Ever since we met (СИ)
– Не сказала бы, – она плечами пожимает в ответ. Не может не подметить, как хитро Соня вопрос формулирует, даже не сомневаясь в том, что ее парень обидеться может на такое, и что он и обидится. Вопрос только в том, насколько. – Главное чтобы не решил меня проводить и остаться потом. Мне ж надо будет на поляну собираться, что мне с ним делать-то?
– Ты пока не говори ничего, а то будто подготавливаешься к этому морально, глядишь и накаркаешь, – Настя смеется негромко, но явно не сдерживая смеха. – Саш, ну зачем он тебе нужен? Мы же обе видим, что ты только и думаешь, как проблем избежать.

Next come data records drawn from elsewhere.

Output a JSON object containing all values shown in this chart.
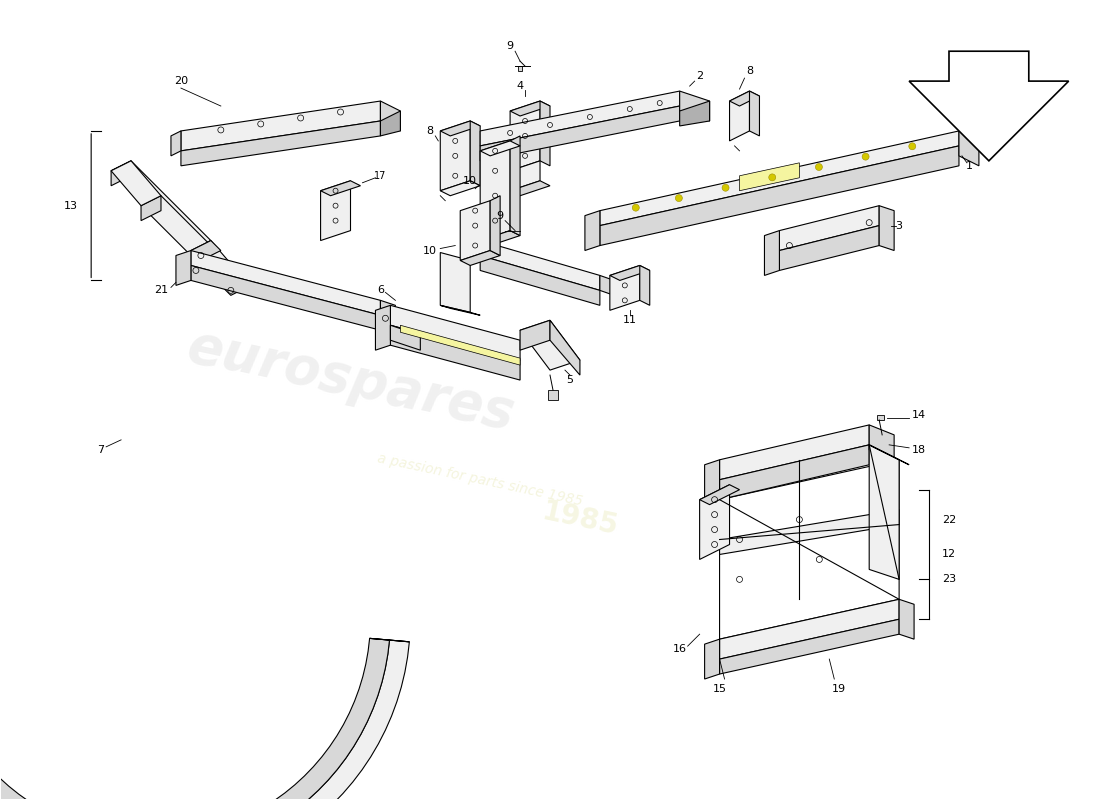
{
  "background_color": "#ffffff",
  "line_color": "#000000",
  "fill_light": "#f0f0f0",
  "fill_mid": "#d8d8d8",
  "fill_dark": "#b0b0b0",
  "fill_yellow": "#f5f5a0",
  "watermark1": "eurospares",
  "watermark2": "a passion for parts since 1985",
  "lw": 0.8
}
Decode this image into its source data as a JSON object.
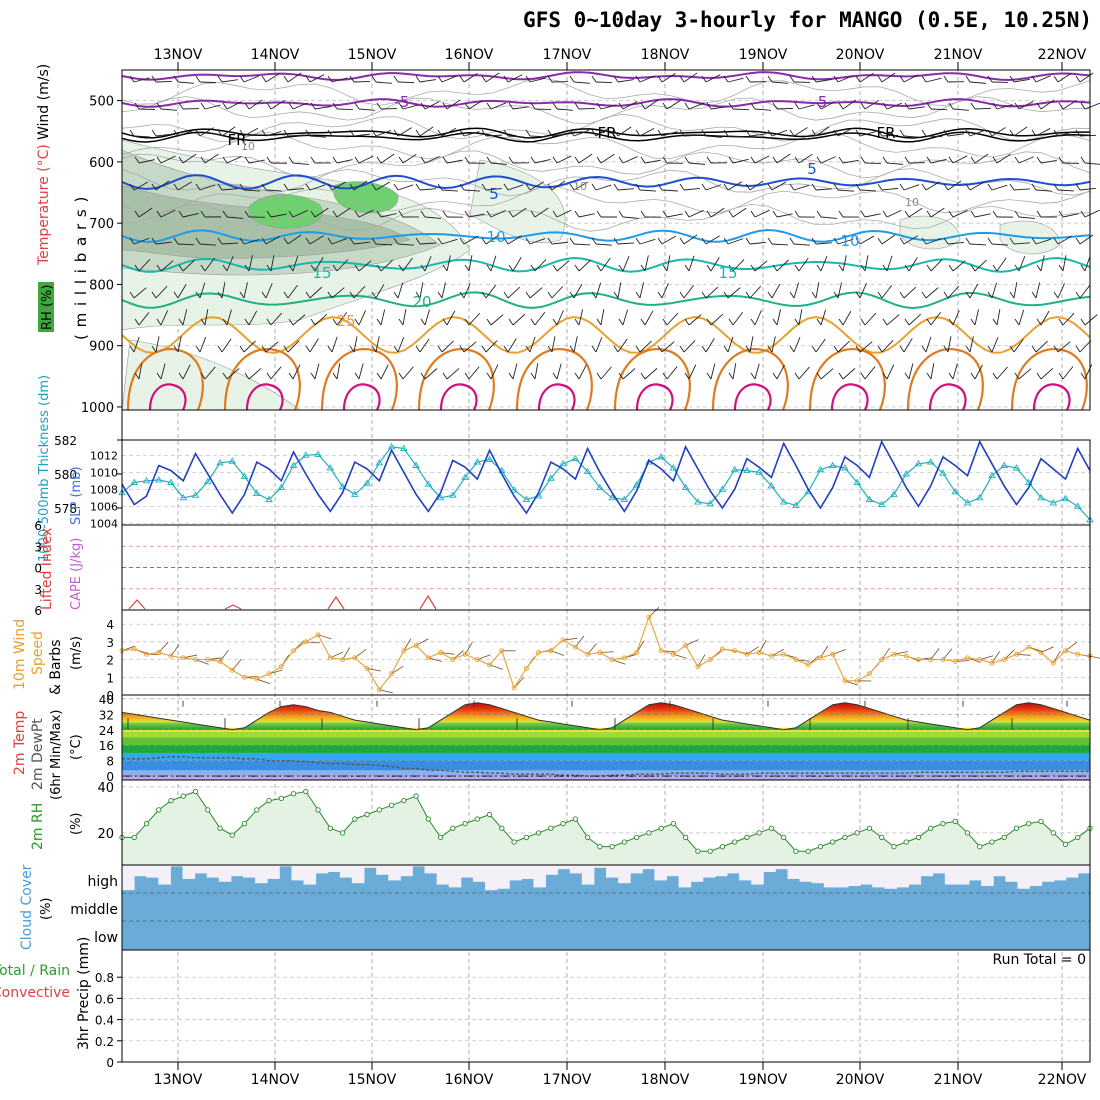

– Он меня вроде как любит, – Саша вздыхает. Щурятся хитро и цепко уже обе ведьмочки, и неуютно под их взглядом.
– А ты его?
Соня перебивает, бьет не в бровь, а в глаз, заставляя закрыть уже открытый для продолжения рот. Что ей ответить? Что она вообще может ответить на это? Ничего, на самом деле, и от этого почти гадко становится. Но отвечать что-то надо – и когда в дверях Ваня вырастает из ниоткуда, с хитрой улыбкой ее к себе манит, заставляя брови приподнять от изумления, Саша даже не задумывается, прежде чем из своего кресла выползти, оправить теплый вязаный свитер, и с коротким «я ненадолго» к нему поспешить. Зачем? Ей бы самой знать, чего он вдруг от нее хочет.
Впрочем, вопросы отпадают сами собой, стоит ей следом за ним в его комнату шагнуть. Стол полон рисунков, лоскуты ткани валяются рядом, казалось бы, вперемешку – но стоит приглядеться, и можно разглядеть принцип, по которому он их именно так разложил. Ему, думает Саша, наверное нужна помощь. Он наверняка хочет услышать ее мнение о том, что придумал.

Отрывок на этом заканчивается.